Dan’s The Stank Nasty … this is my dirty little secret! I ran into Dan in Roseanne Barr’s website and forum, and while that is most assuredly an eclectic group of fans, queers, spiritualists, mountain people, and wierdos, Dan just sort of jumped out at me. He is what I would lovingly refer to as an irreverent queen. Prone to using naughty words to describe his infatuation with all things edible, all things retro, and all things screwy, Dan’s typical blogs range from boring, to amusing, to downright hysterical. The thing with Dan is just when you think he’s thrown as many lost or archived 1980’s music videos as he possibly could, when you’ve seen more Prince than you ever (or never) wanted to in your lifetime, he writes something so perfectly succinct, so perfectly observant, and so courageous that it gives you pause. Take for instance his post Obamary Clintrack, written last January. Dan the Man, midst all the retro poo-poo, knows how to call it when he sees it, and for this I will always check back to his happy little corner of the web to see what he’s pulling out of his derriere.

So that's that ... my participation in the "I Love Your Blog" campaign. You can take it or leave it. If you like it, that's wonderful, and I'm so glad you stopped by. If you don't like it, you can shove it. This is my blog and nobody's dragging your sorry ass here.

Take care, everyone!

Sunday, September 7, 2008

3 a.m.

It’s three in the morning here at the Marriott Residence Inn. My daughter and our dogs are curled up on the pull out bed like a small pack of beasts, perfectly comfortable with one another, and perfectly sleeping. Daizy is snoring like a chain saw. The temperature at our house rose above one hundred degrees this past week, all week, so the girls and I left for cooler temperatures just 30 minutes up the line closer to the San Francisco, where the Bay insulates the land from the worst of the sun’s punishment.

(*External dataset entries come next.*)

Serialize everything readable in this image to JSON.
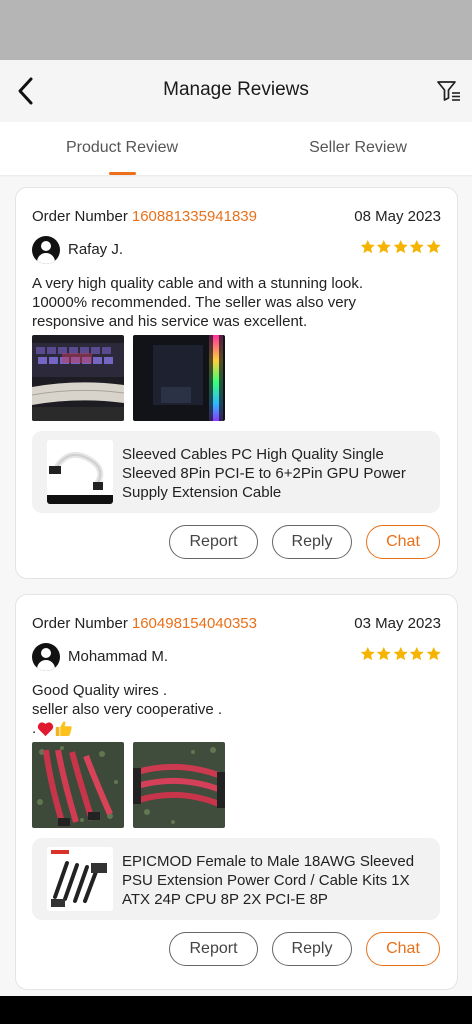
{
  "header": {
    "title": "Manage Reviews",
    "back_icon": "chevron-left-icon",
    "filter_icon": "filter-list-icon"
  },
  "tabs": [
    {
      "label": "Product Review",
      "active": true
    },
    {
      "label": "Seller Review",
      "active": false
    }
  ],
  "colors": {
    "accent": "#e8701a",
    "star": "#f5b400"
  },
  "reviews": [
    {
      "order_label": "Order Number",
      "order_number": "160881335941839",
      "date": "08 May 2023",
      "user": "Rafay J.",
      "rating": 5,
      "text_lines": [
        "A very high quality cable and with a stunning look.",
        "10000% recommended. The seller was also very",
        "responsive and his service was excellent."
      ],
      "product_name": "Sleeved Cables PC High Quality Single Sleeved 8Pin PCI-E to 6+2Pin GPU Power Supply Extension Cable",
      "actions": {
        "report": "Report",
        "reply": "Reply",
        "chat": "Chat"
      }
    },
    {
      "order_label": "Order Number",
      "order_number": "160498154040353",
      "date": "03 May 2023",
      "user": "Mohammad M.",
      "rating": 5,
      "text_lines": [
        "Good Quality wires .",
        "seller also very cooperative ."
      ],
      "emoji_prefix": ".",
      "emoji_icons": [
        "red-heart-icon",
        "thumbs-up-icon"
      ],
      "product_name": "EPICMOD Female to Male 18AWG Sleeved PSU Extension Power Cord / Cable Kits 1X ATX 24P CPU 8P 2X PCI-E 8P",
      "actions": {
        "report": "Report",
        "reply": "Reply",
        "chat": "Chat"
      }
    }
  ]
}
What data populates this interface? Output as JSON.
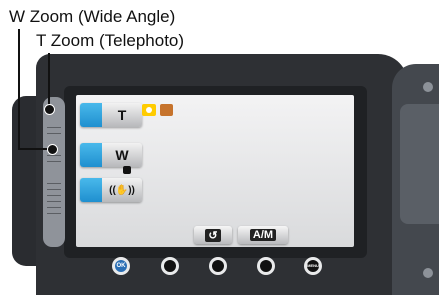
{
  "callouts": {
    "w_zoom": "W Zoom (Wide Angle)",
    "t_zoom": "T Zoom (Telephoto)"
  },
  "screen": {
    "buttons": [
      {
        "label": "T"
      },
      {
        "label": "W"
      },
      {
        "label": "((✋))"
      }
    ],
    "tabs": [
      {
        "label": "↺"
      },
      {
        "label": "A/M"
      }
    ]
  },
  "hardware_buttons": {
    "ok": "OK",
    "menu": "MENU"
  },
  "colors": {
    "accent_blue": "#2ba3dd",
    "camera_body": "#2e3034",
    "mode_icon": "#ffcc00",
    "card_icon": "#c6732c"
  },
  "icons": [
    "camera-mode-icon",
    "memory-card-icon",
    "hand-shake-icon",
    "return-icon"
  ]
}
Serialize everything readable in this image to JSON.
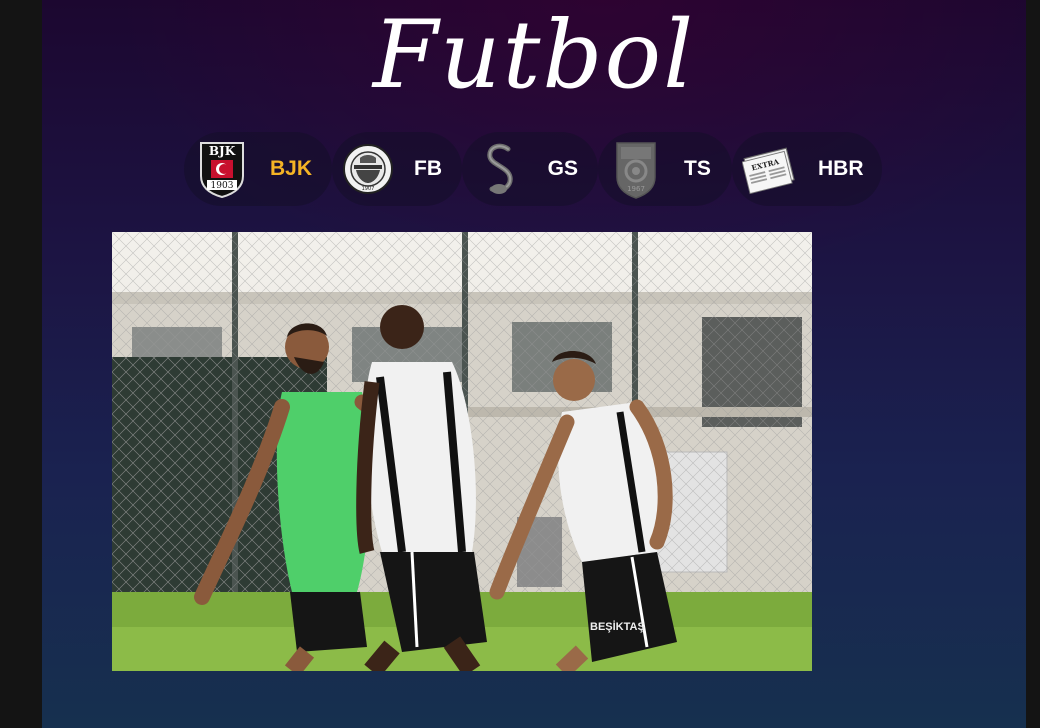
{
  "page": {
    "title": "Futbol"
  },
  "tabs": [
    {
      "label": "BJK",
      "logo_icon": "besiktas-crest-icon",
      "logo_text": "BJK",
      "logo_year": "1903",
      "active": true
    },
    {
      "label": "FB",
      "logo_icon": "fenerbahce-crest-icon",
      "logo_year": "1907",
      "active": false
    },
    {
      "label": "GS",
      "logo_icon": "galatasaray-crest-icon",
      "active": false
    },
    {
      "label": "TS",
      "logo_icon": "trabzonspor-crest-icon",
      "logo_year": "1967",
      "active": false
    },
    {
      "label": "HBR",
      "logo_icon": "newspaper-icon",
      "logo_text": "EXTRA",
      "active": false
    }
  ],
  "photo": {
    "kit_text": "BEŞİKTAŞ"
  },
  "colors": {
    "active_tab": "#f5b425",
    "text": "#ffffff"
  }
}
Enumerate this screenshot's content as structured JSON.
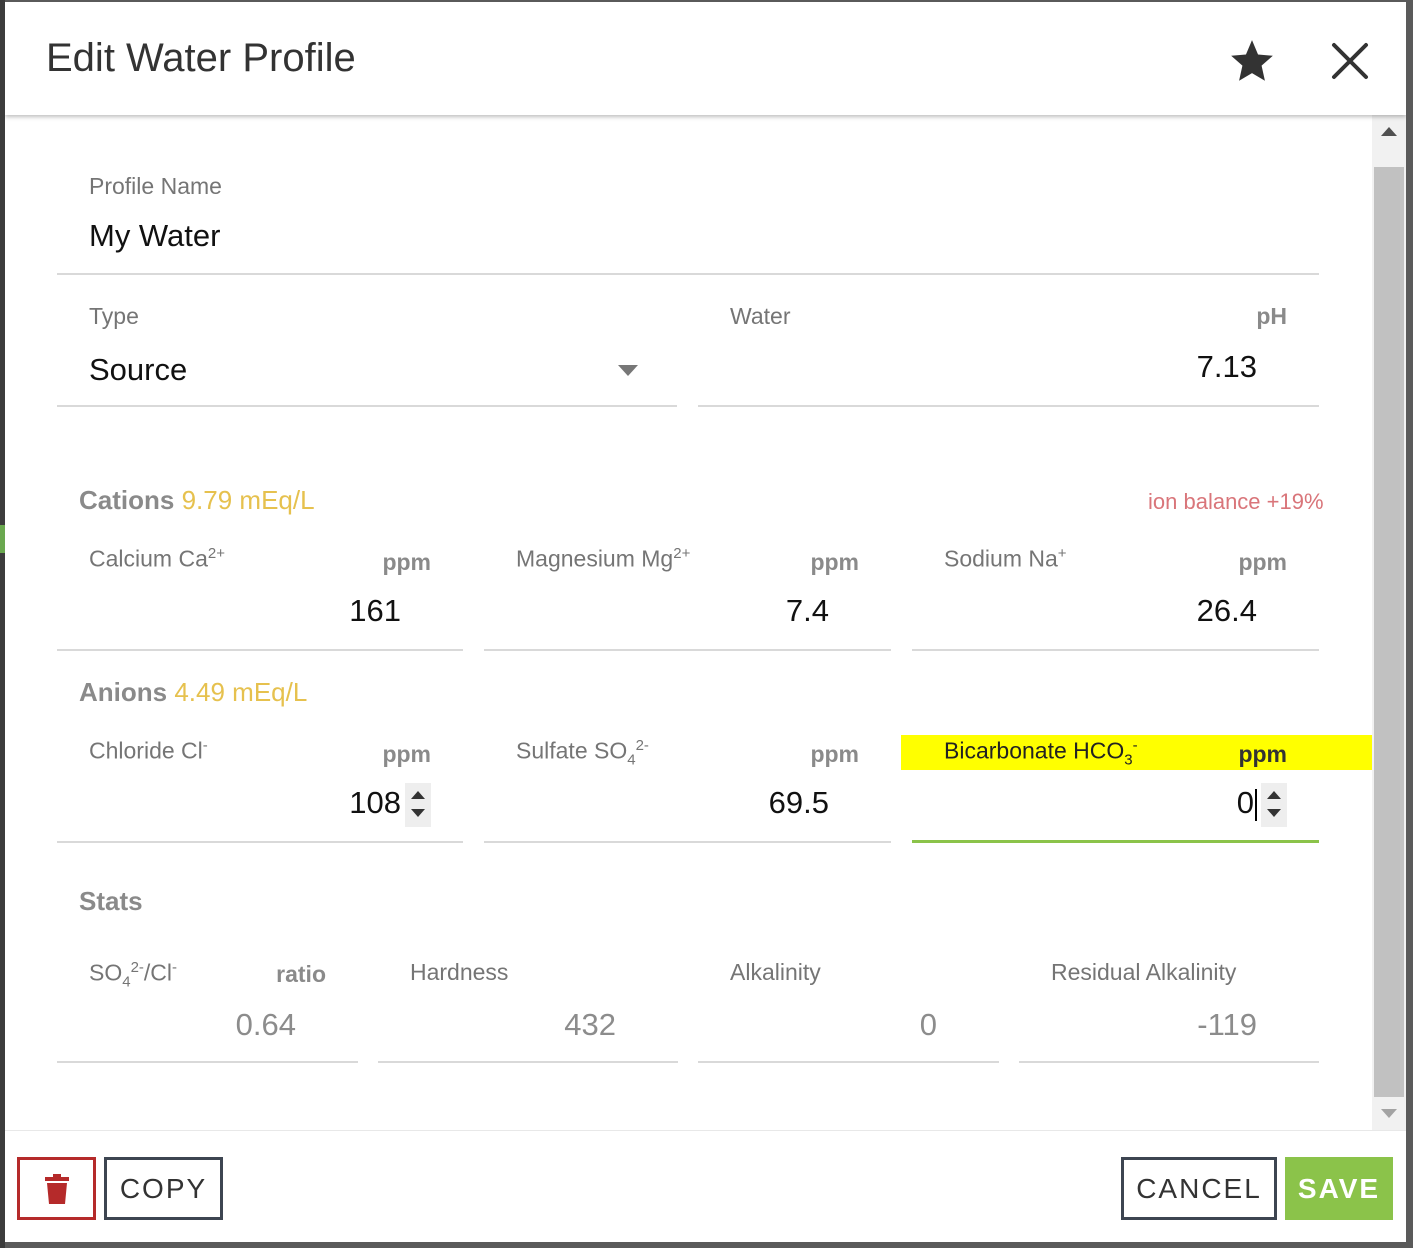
{
  "dialog": {
    "title": "Edit Water Profile"
  },
  "profile_name": {
    "label": "Profile Name",
    "value": "My Water"
  },
  "type": {
    "label": "Type",
    "value": "Source"
  },
  "water_ph": {
    "label": "Water",
    "unit": "pH",
    "value": "7.13"
  },
  "cations": {
    "title": "Cations",
    "meq": "9.79 mEq/L",
    "ion_balance": "ion balance +19%",
    "calcium": {
      "label": "Calcium Ca",
      "charge": "2+",
      "unit": "ppm",
      "value": "161"
    },
    "magnesium": {
      "label": "Magnesium Mg",
      "charge": "2+",
      "unit": "ppm",
      "value": "7.4"
    },
    "sodium": {
      "label": "Sodium Na",
      "charge": "+",
      "unit": "ppm",
      "value": "26.4"
    }
  },
  "anions": {
    "title": "Anions",
    "meq": "4.49 mEq/L",
    "chloride": {
      "label": "Chloride Cl",
      "charge": "-",
      "unit": "ppm",
      "value": "108"
    },
    "sulfate": {
      "label": "Sulfate SO",
      "sub": "4",
      "charge": "2-",
      "unit": "ppm",
      "value": "69.5"
    },
    "bicarbonate": {
      "label": "Bicarbonate HCO",
      "sub": "3",
      "charge": "-",
      "unit": "ppm",
      "value": "0"
    }
  },
  "stats": {
    "title": "Stats",
    "ratio": {
      "label_a": "SO",
      "sub": "4",
      "charge_a": "2-",
      "label_b": "/Cl",
      "charge_b": "-",
      "unit": "ratio",
      "value": "0.64"
    },
    "hardness": {
      "label": "Hardness",
      "value": "432"
    },
    "alkalinity": {
      "label": "Alkalinity",
      "value": "0"
    },
    "residual": {
      "label": "Residual Alkalinity",
      "value": "-119"
    }
  },
  "footer": {
    "copy": "COPY",
    "cancel": "CANCEL",
    "save": "SAVE"
  },
  "colors": {
    "accent_green": "#8bc34a",
    "meq_yellow": "#e6c14e",
    "ion_balance_red": "#d9757a",
    "delete_red": "#b52a2a",
    "highlight": "#ffff00"
  }
}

Apollo is punishing everyone these days with great fervor.

I can’t sleep. I was doing alright at first but a tickle in Leslie’s throat kept her up for a time. Now, hours after I went to bed, I’m up wide eyed on the computer with joints that are aching and the urge to write in my head.

Some times it’s better just to go with it.

I have nothing clever to say, really. Perhaps rather oblique observations about people on the BART train. Fodder for another post maybe, but not tonight.

Daly City Train Approaching ...

As it was bound to happen, my captivating and enjoyable job is taking up so much space in my brain, that I find myself with little time or energy to write clever narratives. In Connecticut, the job I had there, which I could’ve easily done in two and a half days and still been successful, lent itself very nicely to part time blogging. This one is much more demanding.

Maybe it’s just that I’m more content and so have less to work out in writing, less to bitch and moan about.

I’m going to give this more thought.

But first … back to sleep.

I hope.

Sleeping Beauty 2007

Monday, September 1, 2008

Ocean Beach, San Francisco

Last night, we had dinner at Louis', a historic diner just up the hill from the Cliff House at Ocean Beach, San Francisco. From there, you can see the Sutro Bath ruins.